En ce temps où la liturgie nous fait contempler la Sainte Famille, nous prenons un temps de prière devant cette représentation de la fuite en Égypte, installée dans la verrière de la chapelle axiale de la cathédrale de Bourges. La verrière primitive, déjà consacrée à la vierge, fut détruite lors des guerres de religion. C’est donc là un vitrail de la Renaissance, influencée par la peinture.

Je me mets à l’écart, faisant silence en moi, pour me rendre disponible à la contemplation. Je demande la grâce de percevoir la proximité de Jésus. Et j’ouvre ce temps de prière en faisant le signe de croix.
J’observe d’abord la scène dans son ensemble pour me remémorer le contexte de cet épisode raconté par Matthieu (2, 13-18). J’aperçois, à l’arrière-plan, Bethléem qui la Sainte Famille doit quitter rapidement. Je repère, dans les cieux, les anges, présence et vigilance de Dieu sur l’aventure humaine de la Sainte Famille. Dans la partie haute, à droite, un détail emprunté aux évangiles apocryphes, la chute des idoles, pour bien souligner que Jésus est désormais le vrai Dieu. J’observe les couleurs, la terre brune, les cieux où l’azur voisine avec le gris des nuages.
Évocation du mystère de l’incarnation, qui unit la terre et le ciel, en Jésus vrai homme et vrai Dieu. Et la végétation verte, signe d’espérance, qui encadre ce tableau : arbres à droite et à gauche, herbes au premier plan.

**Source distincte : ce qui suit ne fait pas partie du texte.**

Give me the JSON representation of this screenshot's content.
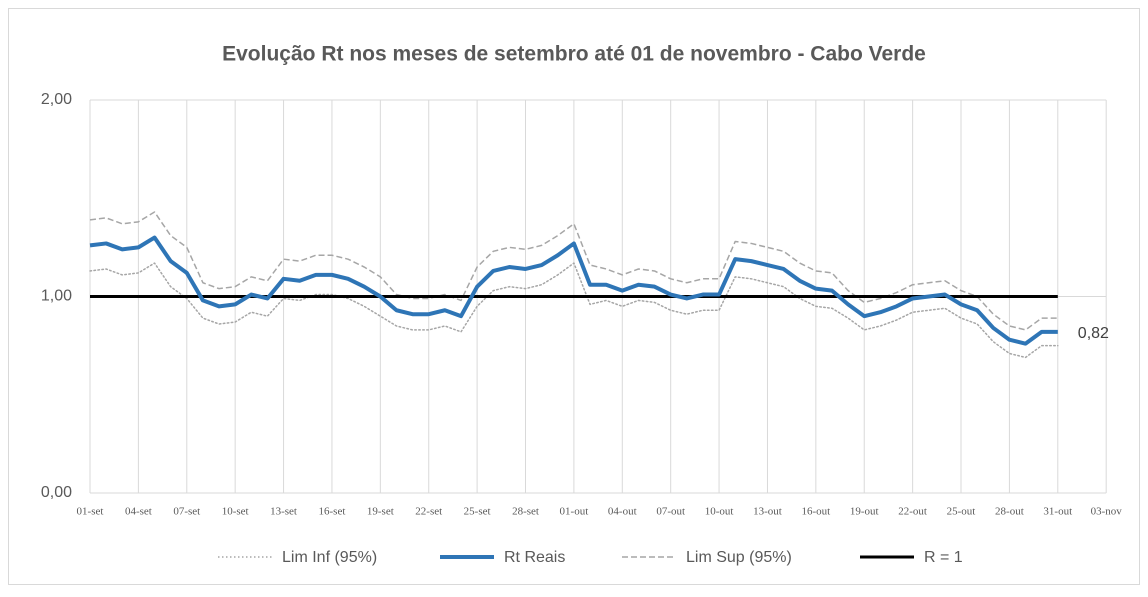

Et je m’arrête une première fois sur les personnages : Marie et Jésus sur un cheval (le maître-verrier a sans doute considéré que le messie ne pouvait pas monter sur un âne !!), et Joseph.

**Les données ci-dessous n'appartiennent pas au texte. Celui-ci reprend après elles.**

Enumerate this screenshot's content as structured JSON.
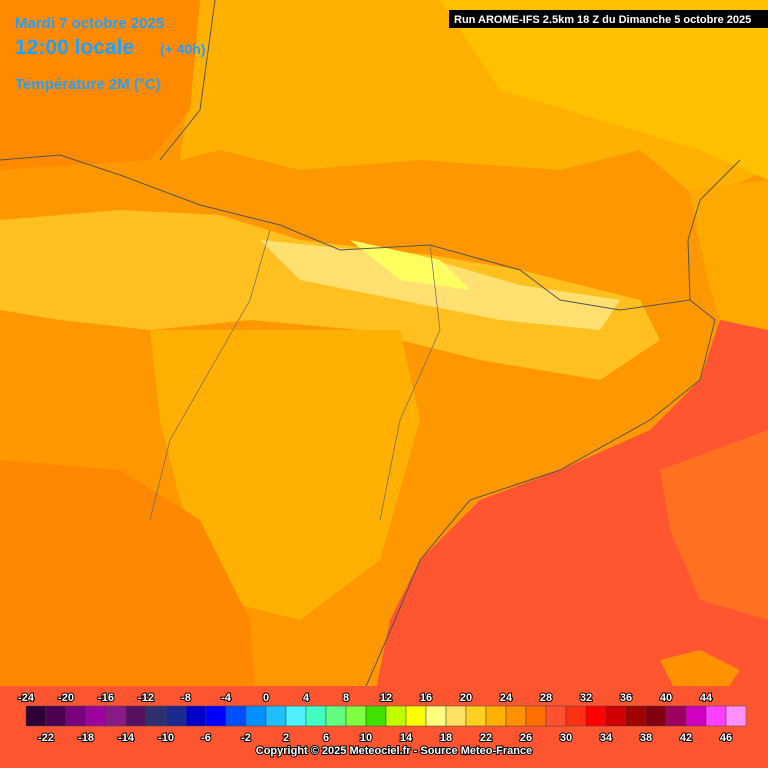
{
  "header": {
    "date": "Mardi 7 octobre 2025",
    "time": "12:00 locale",
    "offset": "(+ 40h)",
    "variable": "Température 2M (°C)",
    "run": "Run AROME-IFS 2.5km 18 Z du Dimanche 5 octobre 2025"
  },
  "legend": {
    "items": [
      {
        "value": -24,
        "color": "#2d0038"
      },
      {
        "value": -22,
        "color": "#4b0050"
      },
      {
        "value": -20,
        "color": "#7a0080"
      },
      {
        "value": -18,
        "color": "#a000a0"
      },
      {
        "value": -16,
        "color": "#8a1a8a"
      },
      {
        "value": -14,
        "color": "#5a1060"
      },
      {
        "value": -12,
        "color": "#303070"
      },
      {
        "value": -10,
        "color": "#1a2a90"
      },
      {
        "value": -8,
        "color": "#0000c8"
      },
      {
        "value": -6,
        "color": "#0000ff"
      },
      {
        "value": -4,
        "color": "#0050ff"
      },
      {
        "value": -2,
        "color": "#0090ff"
      },
      {
        "value": 0,
        "color": "#20c0ff"
      },
      {
        "value": 2,
        "color": "#50f0ff"
      },
      {
        "value": 4,
        "color": "#40ffc0"
      },
      {
        "value": 6,
        "color": "#60ff80"
      },
      {
        "value": 8,
        "color": "#80ff40"
      },
      {
        "value": 10,
        "color": "#40e000"
      },
      {
        "value": 12,
        "color": "#c0ff00"
      },
      {
        "value": 14,
        "color": "#ffff00"
      },
      {
        "value": 16,
        "color": "#ffff80"
      },
      {
        "value": 18,
        "color": "#ffe060"
      },
      {
        "value": 20,
        "color": "#ffd020"
      },
      {
        "value": 22,
        "color": "#ffb000"
      },
      {
        "value": 24,
        "color": "#ff9000"
      },
      {
        "value": 26,
        "color": "#ff7000"
      },
      {
        "value": 28,
        "color": "#ff5030"
      },
      {
        "value": 30,
        "color": "#ff3010"
      },
      {
        "value": 32,
        "color": "#ff0000"
      },
      {
        "value": 34,
        "color": "#d00000"
      },
      {
        "value": 36,
        "color": "#a00000"
      },
      {
        "value": 38,
        "color": "#800010"
      },
      {
        "value": 40,
        "color": "#a00060"
      },
      {
        "value": 42,
        "color": "#d000c0"
      },
      {
        "value": 44,
        "color": "#ff40ff"
      },
      {
        "value": 46,
        "color": "#ff90ff"
      }
    ]
  },
  "copyright": "Copyright © 2025 Meteociel.fr - Source Meteo-France"
}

La Sainte Famille en chemin, comme Jésus sera, dans son ministère constamment sur les routes.
Et moi, où en suis-je de mon chemin. En ce début d’année, que puis-je dire de ma route suivie en 2023 ? Quelles balises est-ce que je souhaite me donner pour 2024 ?

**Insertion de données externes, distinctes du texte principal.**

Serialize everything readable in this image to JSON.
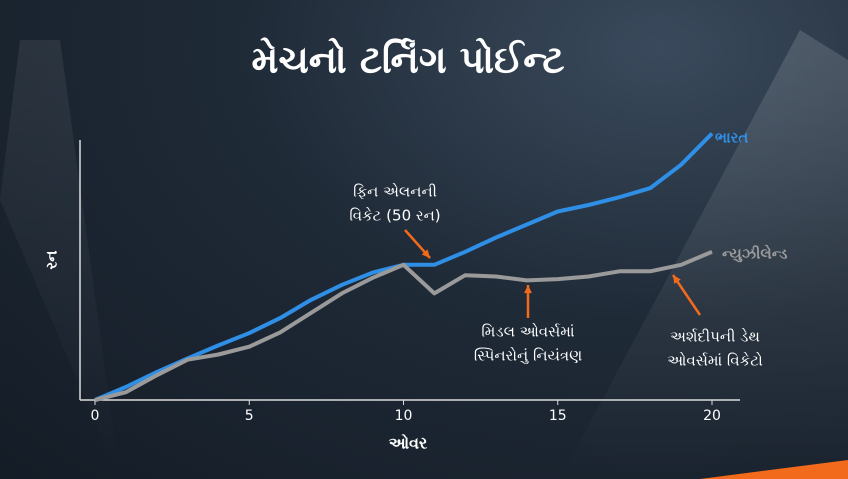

Je centre maintenant mon regard sur Marie et Jésus. Tendresse d’une mère pour son enfant. Confiance sereine de l’enfant dans les bras de sa mère.
Magnifique évocation de l’affection chaleureuse dont a besoin toute personne humaine. Cette proximité de Jésus et de Marie m’est offerte. Jésus m’invite à une même intimité.
Et moi, que puis-je dire de ma relation à Jésus ? Puis-je faire mémoire de moments où je ressens cette proximité ? Dois-je confier au Seigneur d’autres moments, où je le sens plutôt distant, voire absent ?

Je me tourne vers la figure de Joseph. Son pas l’emmène vers l’avant, vers l’inconnu, sans doute, mais son regard fixe Marie et Jésus.
Et moi, que puis-dire de ma façon de marcher ? Comment suis-je prêt à accueillir l’inattendu ? Est-ce que je reste attaché au Christ ?
Dans un cœur à cœur avec Dieu, je rends grâce pour ce que la Sainte Famille nous dit de la relation d’amour entre les hommes, et avec Dieu. Je confie ma famille au Seigneur. Je prie pour les familles éprouvées.
Je peux terminer en disant la prière par laquelle le pape François termine son exhortation apostolique Amoris Laetitia, la Joie de l’amour.
Jésus, Marie et Joseph
en vous, nous contemplons la splendeur de l’amour vrai,
en toute confiance nous nous adressons à vous.
Sainte Famille de Nazareth,
fais aussi de nos familles
un lieu de communion et un cénacle de prière, d’authentiques écoles de l’Évangile
et de petites Églises domestiques.
Sainte Famille de Nazareth,
que plus jamais il n’y ait dans les familles
des scènes de violence, d’isolement et de division ;
que celui qui a été blessé ou scandalisé soit, bientôt, consolé et guéri.
Sainte Famille de Nazareth,
fais prendre conscience à tous
du caractère sacré et inviolable de la famille, de sa beauté́ dans le projet de Dieu.
Jésus, Marie et Joseph, Écoutez, exaucez notre prière Amen !
Me souvenant que l’enfant Jésus est aussi celui qui, sur la croix, apporte le salut au monde, je trace sur moi le signe de croix.